T-cell proliferation assay for the detection of SARS-CoV-2-specific T-cells

Both infection with and vaccination against SARS-CoV-2 trigger a complex B-cell and T-cell response. Methods for the analysis of the B-cell response are now well established. However, reliable methods for measuring the T cell response are less well established and their usefulness in clinical settings still needs to be proven. Here, we have developed and validated a T-cell proliferation assay based on 3H thymidine incorporation. The assay is using SARS-CoV-2 derived peptide pools that cover the spike (S), the nucleocapsid (N) and the membrane (M) protein for stimulation. We have compared this novel SARS-CoV-2 lymphocyte transformation test (SARS-CoV-2 LTT) to an established ELISA assay detecting Immunoglobulin G (IgG) antibodies to the S1 subunit of the SARSCoV-2 spike protein. The study was carried out using blood samples from both vaccinated and infected health care workers as well as from a non-infected control group. Our novel SARS-CoV-2 LTT shows excellent discrimination of infected and/or vaccinated individuals versus unexposed controls, with the ROC analysis showing an area under the curve (AUC) of > 0.95. No false positives were recorded as all unexposed controls had a negative LTT result. When using peptide pools not only representing the S protein (found in all currently approved vaccines) but also the N and M proteins (not contained in the vast majority of vaccines), the novel SARS-CoV-2 LTT can also discriminate T-cell responses resulting from vaccination against those induced by infection.

Automated summary

Both infection with and vaccination against SARS-CoV-2 can trigger a complex B-cell and T-cell response.
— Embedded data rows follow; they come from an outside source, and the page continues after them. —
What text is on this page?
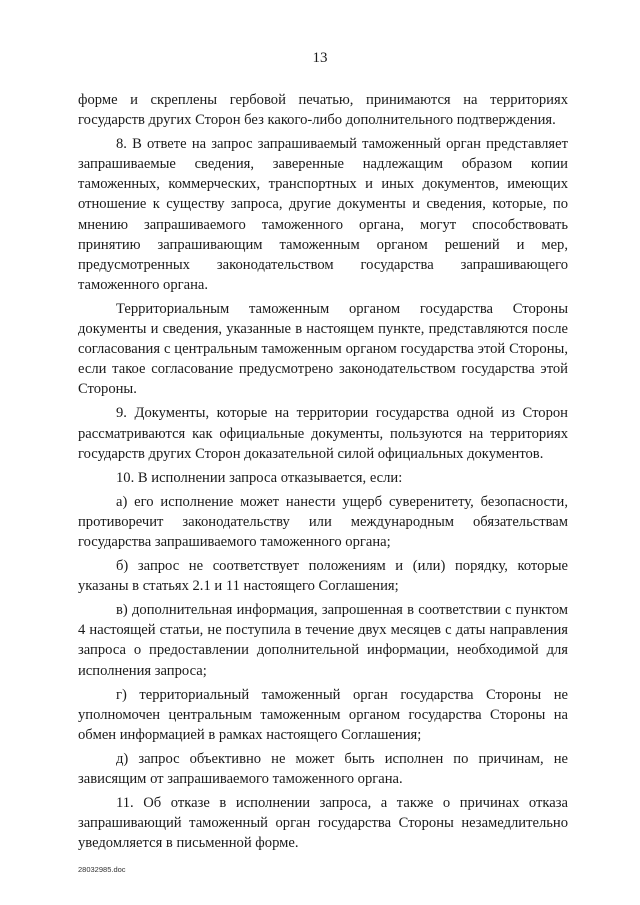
13

форме и скреплены гербовой печатью, принимаются на территориях государств других Сторон без какого-либо дополнительного подтверждения.

8. В ответе на запрос запрашиваемый таможенный орган представляет запрашиваемые сведения, заверенные надлежащим образом копии таможенных, коммерческих, транспортных и иных документов, имеющих отношение к существу запроса, другие документы и сведения, которые, по мнению запрашиваемого таможенного органа, могут способствовать принятию запрашивающим таможенным органом решений и мер, предусмотренных законодательством государства запрашивающего таможенного органа.

Территориальным таможенным органом государства Стороны документы и сведения, указанные в настоящем пункте, представляются после согласования с центральным таможенным органом государства этой Стороны, если такое согласование предусмотрено законодательством государства этой Стороны.

9. Документы, которые на территории государства одной из Сторон рассматриваются как официальные документы, пользуются на территориях государств других Сторон доказательной силой официальных документов.

10. В исполнении запроса отказывается, если:

а) его исполнение может нанести ущерб суверенитету, безопасности, противоречит законодательству или международным обязательствам государства запрашиваемого таможенного органа;

б) запрос не соответствует положениям и (или) порядку, которые указаны в статьях 2.1 и 11 настоящего Соглашения;

в) дополнительная информация, запрошенная в соответствии с пунктом 4 настоящей статьи, не поступила в течение двух месяцев с даты направления запроса о предоставлении дополнительной информации, необходимой для исполнения запроса;

г) территориальный таможенный орган государства Стороны не уполномочен центральным таможенным органом государства Стороны на обмен информацией в рамках настоящего Соглашения;

д) запрос объективно не может быть исполнен по причинам, не зависящим от запрашиваемого таможенного органа.

11. Об отказе в исполнении запроса, а также о причинах отказа запрашивающий таможенный орган государства Стороны незамедлительно уведомляется в письменной форме.

28032985.doc
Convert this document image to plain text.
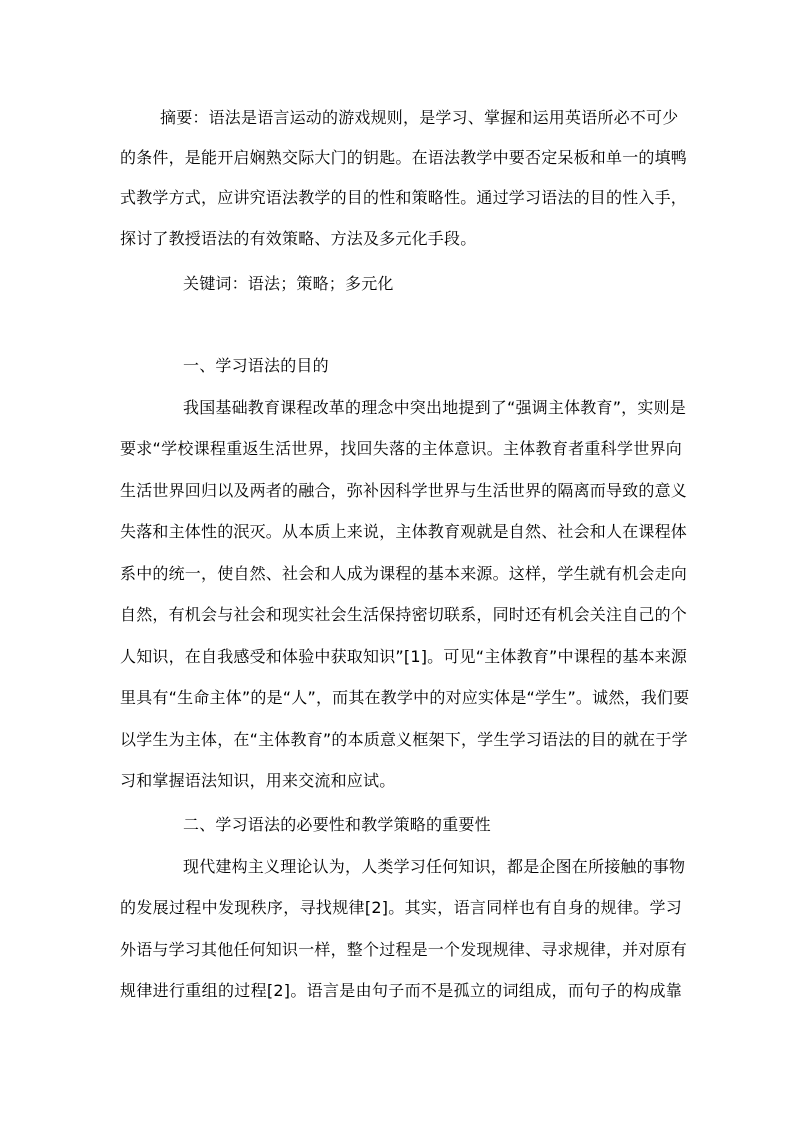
摘要：语法是语言运动的游戏规则，是学习、掌握和运用英语所必不可少
的条件，是能开启娴熟交际大门的钥匙。在语法教学中要否定呆板和单一的填鸭
式教学方式，应讲究语法教学的目的性和策略性。通过学习语法的目的性入手，
探讨了教授语法的有效策略、方法及多元化手段。
关键词：语法；策略；多元化
一、学习语法的目的
我国基础教育课程改革的理念中突出地提到了“强调主体教育”，实则是
要求“学校课程重返生活世界，找回失落的主体意识。主体教育者重科学世界向
生活世界回归以及两者的融合，弥补因科学世界与生活世界的隔离而导致的意义
失落和主体性的泯灭。从本质上来说，主体教育观就是自然、社会和人在课程体
系中的统一，使自然、社会和人成为课程的基本来源。这样，学生就有机会走向
自然，有机会与社会和现实社会生活保持密切联系，同时还有机会关注自己的个
人知识，在自我感受和体验中获取知识”[1]。可见“主体教育”中课程的基本来源
里具有“生命主体”的是“人”，而其在教学中的对应实体是“学生”。诚然，我们要
以学生为主体，在“主体教育”的本质意义框架下，学生学习语法的目的就在于学
习和掌握语法知识，用来交流和应试。
二、学习语法的必要性和教学策略的重要性
现代建构主义理论认为，人类学习任何知识，都是企图在所接触的事物
的发展过程中发现秩序，寻找规律[2]。其实，语言同样也有自身的规律。学习
外语与学习其他任何知识一样，整个过程是一个发现规律、寻求规律，并对原有
规律进行重组的过程[2]。语言是由句子而不是孤立的词组成，而句子的构成靠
Reliable methods for analyzing the B-cell response are well established, but methods for measuring the T-cell response still need to be proven in clinical settings. In this study, a T-cell proliferation assay based on 3H thymidine incorporation was developed and validated. The assay uses SARS-CoV-2 derived peptide pools to stimulate T-cell responses. The novel SARS-CoV-2 lymphocyte transformation test (SARS-CoV-2 LTT) showed excellent discrimination of infected and/or vaccinated individuals versus unexposed controls, with an area under the curve (AUC) of >0.95 in ROC analysis. Furthermore, the assay can also differentiate T-cell responses resulting from vaccination against those induced by infection by using peptide pools representing not only the S protein but also the N and M proteins.